We have seen overseas companies in the past give assurances about British jobs only to see the promises prove to be worth less than the newsprint they have been quoted on.

Most would say the prime example is Kraft and its part closure of a Cadbury’s factory despite assurances to the contrary just before its takeover. It does beg the question whether, in the swift moving corporate world, companies can and should make such promises anyway given their fiduciary duties to shareholders. Actually the Cadbury’s debacle, did lead to some changes to the takeover code to make a company defence easier but any extra hurdles are likely to be tested this time out. 

Adding more spice to this story this week, the Swedish finance minister  Anders Borg, has attacked Pfizer’s past record of assurances.

Mr Borg has skin the game. Astra also has a research facilities in Sweden – as well as Cambridge and manufacturing in Macclesfield – and he has a past example of what can happen.

As Mr Borg told the FT – “The experience from Sweden when Pfizer took over Pharmacia was that they made some very strong commitments to research presence in Sweden. We can only come to conclusion they scaled down and focused on cost reduction.”

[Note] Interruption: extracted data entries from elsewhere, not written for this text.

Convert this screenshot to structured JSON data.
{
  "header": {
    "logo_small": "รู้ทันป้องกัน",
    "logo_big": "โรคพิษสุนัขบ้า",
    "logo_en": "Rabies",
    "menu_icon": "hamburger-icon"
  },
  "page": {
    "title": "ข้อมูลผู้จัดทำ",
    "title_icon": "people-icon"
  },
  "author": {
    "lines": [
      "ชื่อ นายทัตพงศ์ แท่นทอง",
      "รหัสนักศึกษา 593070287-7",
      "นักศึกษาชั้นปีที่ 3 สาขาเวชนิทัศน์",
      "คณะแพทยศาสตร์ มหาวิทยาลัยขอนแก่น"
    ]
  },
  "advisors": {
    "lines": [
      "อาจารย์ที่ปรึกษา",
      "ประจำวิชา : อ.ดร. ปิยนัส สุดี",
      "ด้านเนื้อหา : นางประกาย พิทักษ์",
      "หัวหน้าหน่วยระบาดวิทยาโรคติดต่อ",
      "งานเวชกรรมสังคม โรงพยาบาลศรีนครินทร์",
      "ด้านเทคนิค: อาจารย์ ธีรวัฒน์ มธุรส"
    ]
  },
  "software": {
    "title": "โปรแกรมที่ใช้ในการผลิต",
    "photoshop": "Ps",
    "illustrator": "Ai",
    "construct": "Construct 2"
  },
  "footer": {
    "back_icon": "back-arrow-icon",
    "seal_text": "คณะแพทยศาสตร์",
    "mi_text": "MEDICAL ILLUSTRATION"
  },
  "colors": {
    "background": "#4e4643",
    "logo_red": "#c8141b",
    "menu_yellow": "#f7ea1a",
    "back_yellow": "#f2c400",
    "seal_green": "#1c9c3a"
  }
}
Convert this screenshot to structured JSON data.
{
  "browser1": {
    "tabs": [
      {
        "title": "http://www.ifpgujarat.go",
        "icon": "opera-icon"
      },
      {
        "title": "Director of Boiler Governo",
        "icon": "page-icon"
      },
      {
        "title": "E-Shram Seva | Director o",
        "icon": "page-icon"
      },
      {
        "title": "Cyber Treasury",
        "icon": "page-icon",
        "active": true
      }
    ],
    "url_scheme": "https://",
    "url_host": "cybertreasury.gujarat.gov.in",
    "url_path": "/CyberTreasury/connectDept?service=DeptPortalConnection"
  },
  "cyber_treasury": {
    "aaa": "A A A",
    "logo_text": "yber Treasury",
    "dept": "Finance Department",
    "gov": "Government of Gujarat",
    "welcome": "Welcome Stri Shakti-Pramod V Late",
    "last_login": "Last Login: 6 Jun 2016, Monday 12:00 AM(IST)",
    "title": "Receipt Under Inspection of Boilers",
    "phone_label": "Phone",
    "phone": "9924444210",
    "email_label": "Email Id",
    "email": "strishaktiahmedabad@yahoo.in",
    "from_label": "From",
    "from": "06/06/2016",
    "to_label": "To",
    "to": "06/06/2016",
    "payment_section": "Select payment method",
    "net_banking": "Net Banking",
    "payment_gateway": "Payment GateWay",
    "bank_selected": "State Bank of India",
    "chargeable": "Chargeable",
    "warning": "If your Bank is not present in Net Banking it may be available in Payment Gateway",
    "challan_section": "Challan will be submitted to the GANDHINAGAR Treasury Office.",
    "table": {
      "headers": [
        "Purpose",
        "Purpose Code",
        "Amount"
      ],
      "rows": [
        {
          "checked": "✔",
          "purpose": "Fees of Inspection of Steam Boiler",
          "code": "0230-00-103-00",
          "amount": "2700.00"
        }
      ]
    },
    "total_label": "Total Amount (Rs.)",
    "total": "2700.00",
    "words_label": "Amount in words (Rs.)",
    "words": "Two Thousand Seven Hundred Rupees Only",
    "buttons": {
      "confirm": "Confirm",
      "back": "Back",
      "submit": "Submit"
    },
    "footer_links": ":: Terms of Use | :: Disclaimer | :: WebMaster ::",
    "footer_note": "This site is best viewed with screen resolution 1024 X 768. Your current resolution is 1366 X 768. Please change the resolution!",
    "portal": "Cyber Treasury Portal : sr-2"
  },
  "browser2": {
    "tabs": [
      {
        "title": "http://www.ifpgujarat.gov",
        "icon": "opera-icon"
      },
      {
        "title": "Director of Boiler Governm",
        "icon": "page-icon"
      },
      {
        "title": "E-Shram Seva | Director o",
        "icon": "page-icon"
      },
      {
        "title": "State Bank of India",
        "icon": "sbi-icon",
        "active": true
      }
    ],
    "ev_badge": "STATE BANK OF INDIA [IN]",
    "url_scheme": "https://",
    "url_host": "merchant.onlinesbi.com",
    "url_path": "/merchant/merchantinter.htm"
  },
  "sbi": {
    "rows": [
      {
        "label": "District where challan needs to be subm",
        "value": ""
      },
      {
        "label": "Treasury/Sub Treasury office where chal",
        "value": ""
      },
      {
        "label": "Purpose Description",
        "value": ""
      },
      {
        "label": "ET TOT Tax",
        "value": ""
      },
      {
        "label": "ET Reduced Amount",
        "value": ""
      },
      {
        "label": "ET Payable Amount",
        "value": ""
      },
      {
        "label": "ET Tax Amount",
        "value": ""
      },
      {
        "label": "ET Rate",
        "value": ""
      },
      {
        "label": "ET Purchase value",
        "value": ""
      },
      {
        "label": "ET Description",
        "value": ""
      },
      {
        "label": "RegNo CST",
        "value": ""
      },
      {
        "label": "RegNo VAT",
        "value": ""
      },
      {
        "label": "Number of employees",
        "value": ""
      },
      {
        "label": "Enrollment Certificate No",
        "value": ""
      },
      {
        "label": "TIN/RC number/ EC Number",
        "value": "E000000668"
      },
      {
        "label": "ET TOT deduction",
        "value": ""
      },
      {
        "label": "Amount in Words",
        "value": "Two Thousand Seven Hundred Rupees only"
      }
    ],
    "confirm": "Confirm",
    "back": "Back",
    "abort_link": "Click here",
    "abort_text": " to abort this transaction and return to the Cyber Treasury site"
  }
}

But should this bother investors or at least those who don’t live in Cheshire or Cambridgeshire? A few points. First there is a case to made for holding AstraZeneca, one made most forcefully this week by Neil Woodford, the star fund manager due to launch his new fund management business imminently and a;ready managing money for St James’s Place.

Our second point is that in the coverage a lot of nonsense is being talked about big City institutions and their implied greed. The list of shareholders in AstraZeneca includes names of fund managers and insurers which manage money for everyone from bankers with bonuses to Mrs Miggins who runs the corner shop. (the same point applies at least partially to Royal Mail).

Yet even these shareholders aren’t quite fufilling their villainous role – Aberdeen Asset Management boss Martin Gilbert wouldn’t be drawn on his support or not for the deal, yet he add this rather interesting remark to Radio Four. “We do have to look at this in UK terms because it is so important for our research and development in the UK, and Pfizer unfortunately has this reputation of being ruthless cost cutters.”

Investors whether individuals or institutions are not necessarily the villains of the piece at all. They need to consider what is in their own best interests financially. That is why they invest. They could be convinced of Pfizer’s case or of AstraZeneca’s ambitious fight back plans. And they may even think what is better for Britain is better for them say for example if they have a reasonably diverse UK portfolio.

Yet if the Government and the Opposition want investors to hold shares longer we suggest they look at ways to make it a more appealing option. And if Government and Opposition want a public interest defence to apply to several types of foreign takeovers then they really should have set out a framework to allow that happen long before now. Maybe the Cadbury’s takeover was the opportunity, even if there is probably a little less R&D that goes into chocolate than pharmaceuticals.

With clearer rules, investors, large, small, long, medium and short term would have known the basis on which they were investing if the ground rules had been established long ago.

Finally here is that test – “The government can currently intervene on mergers or takeovers where there is a national security issue, an issue of media plurality, competition concerns or if it could affect financial stability.”

Our reading of test is that Pfizer’s bid doesn’t break it. Maybe it should have been rewritten years’ ago.